When most start looking for houses they have a price range. They start looking at all the different houses in their range, what features they want and need in the home, and how much they can put down. One the of the initial things they aren’t thinking about is the interest rates. When they come close to making an offer, then they start worrying about the financing. That is when they start looking for the interest rates and how much interest they will be paying every month.
Most people get zoned in on the interest rate and hope for the lowest available because they want their fixed rate mortgage to be at its lowest. There is another option, however, called an Adjustable Rate Mortgage, often called an ARM. Is an adjustable rate mortgage a good idea for you?
What is an ARM?
An Adjustable Rate Mortgage is a mortgage loan with an interest rate can adjust periodically. The interest rate changes per the marketplace.
What are some Advantages of ARM loans?
As with any riskier investment that can go up and down (like stocks) you can make save a lot of money on your home.
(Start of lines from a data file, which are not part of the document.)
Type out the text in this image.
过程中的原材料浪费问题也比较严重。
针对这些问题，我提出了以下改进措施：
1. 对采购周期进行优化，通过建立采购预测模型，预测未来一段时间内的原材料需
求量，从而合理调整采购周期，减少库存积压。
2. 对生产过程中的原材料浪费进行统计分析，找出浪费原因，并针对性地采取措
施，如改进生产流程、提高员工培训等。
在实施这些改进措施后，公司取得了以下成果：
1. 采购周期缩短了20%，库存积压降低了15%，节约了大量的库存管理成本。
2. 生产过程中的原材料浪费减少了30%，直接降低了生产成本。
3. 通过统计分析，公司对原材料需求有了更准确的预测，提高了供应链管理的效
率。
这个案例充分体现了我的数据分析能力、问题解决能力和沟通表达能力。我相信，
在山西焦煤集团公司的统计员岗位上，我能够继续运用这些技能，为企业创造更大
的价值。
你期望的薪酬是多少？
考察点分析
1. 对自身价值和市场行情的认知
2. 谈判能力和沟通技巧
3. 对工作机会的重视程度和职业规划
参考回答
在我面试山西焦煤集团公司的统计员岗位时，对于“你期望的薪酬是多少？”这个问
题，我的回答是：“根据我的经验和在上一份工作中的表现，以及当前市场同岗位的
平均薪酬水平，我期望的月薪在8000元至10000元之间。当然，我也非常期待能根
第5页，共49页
If you time things right, your rate can be a lot lower than fixed-rate interest loans. The ARM has a fixed price at the beginning, and most of the time, they are smaller than a fixed rate loan.
What are some disadvantages of ARM loans?
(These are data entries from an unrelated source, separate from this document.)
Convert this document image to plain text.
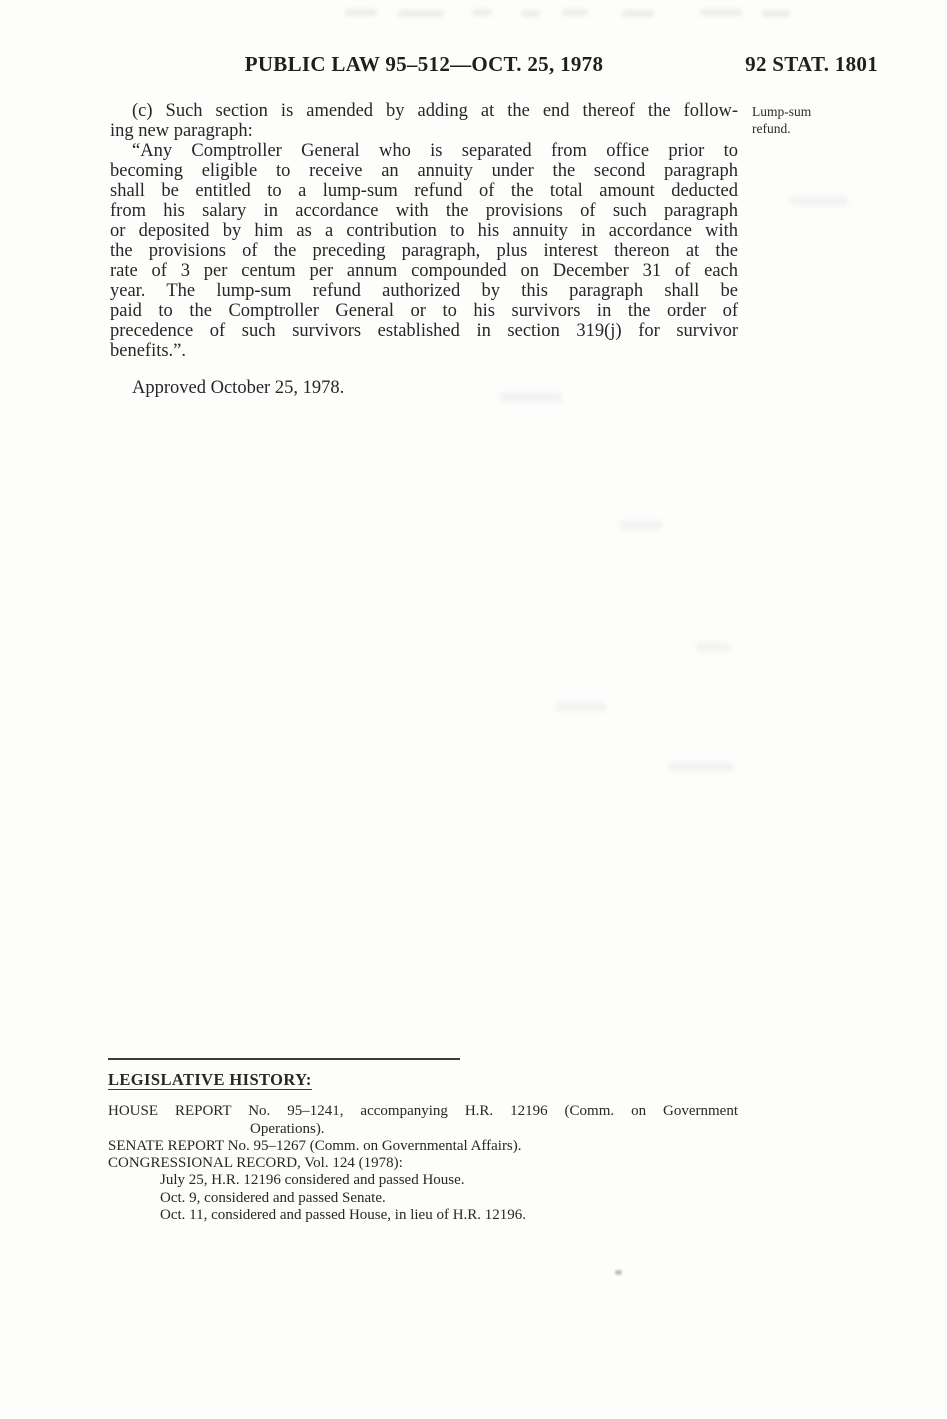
PUBLIC LAW 95–512—OCT. 25, 1978	92 STAT. 1801
Lump-sum
refund.
(c) Such section is amended by adding at the end thereof the follow-
ing new paragraph:
“Any Comptroller General who is separated from office prior to
becoming eligible to receive an annuity under the second paragraph
shall be entitled to a lump-sum refund of the total amount deducted
from his salary in accordance with the provisions of such paragraph
or deposited by him as a contribution to his annuity in accordance with
the provisions of the preceding paragraph, plus interest thereon at the
rate of 3 per centum per annum compounded on December 31 of each
year. The lump-sum refund authorized by this paragraph shall be
paid to the Comptroller General or to his survivors in the order of
precedence of such survivors established in section 319(j) for survivor
benefits.”.
Approved October 25, 1978.
LEGISLATIVE HISTORY:
HOUSE REPORT No. 95–1241, accompanying H.R. 12196 (Comm. on Government
Operations).
SENATE REPORT No. 95–1267 (Comm. on Governmental Affairs).
CONGRESSIONAL RECORD, Vol. 124 (1978):
July 25, H.R. 12196 considered and passed House.
Oct. 9, considered and passed Senate.
Oct. 11, considered and passed House, in lieu of H.R. 12196.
The opposite end of an ARM loan is the rate can go a lot higher, and that can affect your monthly payment dramatically. If you are in a market where interest rates keep going up, an ARM can adversely raise your monthly mortgage. In the housing crashes, many people lost their houses because they had ARMs that kept rising to a rate that they could no longer pay their mortgages and lost their homes and they went into default.
How does an ARM work?
An ARM usually has an introductory rate that is lower than fixed-rate mortgages. They have a fixed price for some years, and then after the initial rate, then the price usually changes once a year. There are 3/1, 5/1, 7/1 and 10/1. The first number is the number of years of your fixed introductory price, and the second number is the period of how often the price will change.
Is an ARM right for you?
An Adjustable Rate Mortgage can be right for some people. An adjustable rate mortgage works for people that are looking to get into a starter home for a lower rate. ARMs are usually not meant for people that will live in a house long term. With an ARM, your best move is to live in a home for less than the period when the rate changes. For instance, if you get a 3/1, you should make it a goal to be in a new home before the third year. Getting out will save you from the adjustable rate, but give you the benefit of the lower interest rate.
Even though Adjustable Rate Mortgages had gotten a bad name recently when there was a housing crash, they can still be an excellent benefit for short-term home buyers and first-time buyers that don’t intend to be in their first home for a long time.